Love is a feeling so powerful, that the human race, in all our diverse manifestations, has designed rituals and ceremonies solely to honor and celebrate the mystery of it.

And that is why we’re here today.  

I could continue to wax philosophical on love, but I’ll spare you. I will just give this advice, as it’s something I’ve found true in my own life:

Learn to recognize challenge as opportunity for growth.

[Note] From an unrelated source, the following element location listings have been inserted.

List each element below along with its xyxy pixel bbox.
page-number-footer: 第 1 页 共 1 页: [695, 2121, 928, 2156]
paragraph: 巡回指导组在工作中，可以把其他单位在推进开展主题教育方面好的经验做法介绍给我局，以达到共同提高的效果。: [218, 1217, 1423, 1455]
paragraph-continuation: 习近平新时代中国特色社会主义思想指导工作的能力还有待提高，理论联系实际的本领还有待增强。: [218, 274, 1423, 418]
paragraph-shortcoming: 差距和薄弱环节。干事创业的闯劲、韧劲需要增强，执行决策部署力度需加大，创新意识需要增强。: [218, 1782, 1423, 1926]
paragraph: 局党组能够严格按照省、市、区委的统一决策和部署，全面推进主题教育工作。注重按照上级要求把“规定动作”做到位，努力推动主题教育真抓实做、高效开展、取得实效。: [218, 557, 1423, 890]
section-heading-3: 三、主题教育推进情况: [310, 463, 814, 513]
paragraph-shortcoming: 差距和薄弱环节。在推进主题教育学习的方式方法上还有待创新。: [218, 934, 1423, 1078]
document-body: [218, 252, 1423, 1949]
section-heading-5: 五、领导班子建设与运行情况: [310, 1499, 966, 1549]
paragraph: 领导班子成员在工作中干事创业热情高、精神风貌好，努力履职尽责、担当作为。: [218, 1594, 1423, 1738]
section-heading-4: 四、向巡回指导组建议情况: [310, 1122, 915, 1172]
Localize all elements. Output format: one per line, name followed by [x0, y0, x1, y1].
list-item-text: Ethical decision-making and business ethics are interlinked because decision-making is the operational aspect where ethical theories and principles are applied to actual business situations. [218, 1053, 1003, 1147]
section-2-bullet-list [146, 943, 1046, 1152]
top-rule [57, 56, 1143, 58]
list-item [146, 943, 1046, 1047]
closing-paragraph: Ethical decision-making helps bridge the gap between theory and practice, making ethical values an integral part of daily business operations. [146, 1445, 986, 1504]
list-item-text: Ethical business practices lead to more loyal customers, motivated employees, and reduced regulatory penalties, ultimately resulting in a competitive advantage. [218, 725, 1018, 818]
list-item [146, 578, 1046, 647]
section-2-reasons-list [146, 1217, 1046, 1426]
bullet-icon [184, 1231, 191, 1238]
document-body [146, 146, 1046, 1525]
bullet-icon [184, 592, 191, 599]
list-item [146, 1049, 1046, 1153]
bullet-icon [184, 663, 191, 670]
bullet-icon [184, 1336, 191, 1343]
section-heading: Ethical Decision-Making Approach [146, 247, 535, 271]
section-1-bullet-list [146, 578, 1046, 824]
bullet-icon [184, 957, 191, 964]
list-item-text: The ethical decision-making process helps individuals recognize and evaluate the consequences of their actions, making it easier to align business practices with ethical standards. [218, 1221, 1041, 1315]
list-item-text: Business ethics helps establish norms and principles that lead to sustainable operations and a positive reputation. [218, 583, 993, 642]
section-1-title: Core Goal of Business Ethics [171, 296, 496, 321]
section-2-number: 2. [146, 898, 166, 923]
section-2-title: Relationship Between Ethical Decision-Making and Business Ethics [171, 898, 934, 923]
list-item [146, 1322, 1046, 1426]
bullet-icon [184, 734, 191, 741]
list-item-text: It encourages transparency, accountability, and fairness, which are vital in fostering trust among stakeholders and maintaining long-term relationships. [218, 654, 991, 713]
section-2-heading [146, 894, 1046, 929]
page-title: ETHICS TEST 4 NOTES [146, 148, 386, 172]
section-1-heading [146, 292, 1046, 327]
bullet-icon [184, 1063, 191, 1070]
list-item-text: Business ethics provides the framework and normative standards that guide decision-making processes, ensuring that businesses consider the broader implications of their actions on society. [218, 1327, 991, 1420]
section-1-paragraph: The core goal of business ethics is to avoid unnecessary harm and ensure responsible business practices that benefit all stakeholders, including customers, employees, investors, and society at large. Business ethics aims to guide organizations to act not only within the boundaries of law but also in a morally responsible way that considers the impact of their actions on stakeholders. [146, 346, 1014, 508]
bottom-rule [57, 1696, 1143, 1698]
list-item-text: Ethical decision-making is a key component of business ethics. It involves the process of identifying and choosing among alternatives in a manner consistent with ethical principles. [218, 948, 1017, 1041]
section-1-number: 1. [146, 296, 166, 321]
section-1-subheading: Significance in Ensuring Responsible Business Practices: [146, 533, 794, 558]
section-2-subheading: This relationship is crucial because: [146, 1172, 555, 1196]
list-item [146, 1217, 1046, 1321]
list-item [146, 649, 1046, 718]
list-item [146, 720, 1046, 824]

Remember, going forward into your new lives together, that your love won’t always feel exactly like it does today. Because of the very nature of time and experience, you will change, and that love, your love,  will change along with you.

And it should.
Don’t hold onto a static representation of what you think it should look or feel like.
As life presents its trials, your love will be challenged.
That’s a good thing.
Because if we aren’t challenged, we stagnate.
But when we take on challenges, we grow better and stronger. And if you rise to meet those challenges together, your love will grow exponentially,
and your lives will be all the more enriched by the power of the love you have built with one another.
In closing, I want to say thank you. Like I said, humans want to make sense of things, or at least want things to make sense. And the two of you getting married, well few things in life make more sense than that

So, thank you.

Thank you for honoring your discovery of that feeling we call love, for being brave enough to commit to that love, and for inviting us all here to this ceremony to celebrate that love with you.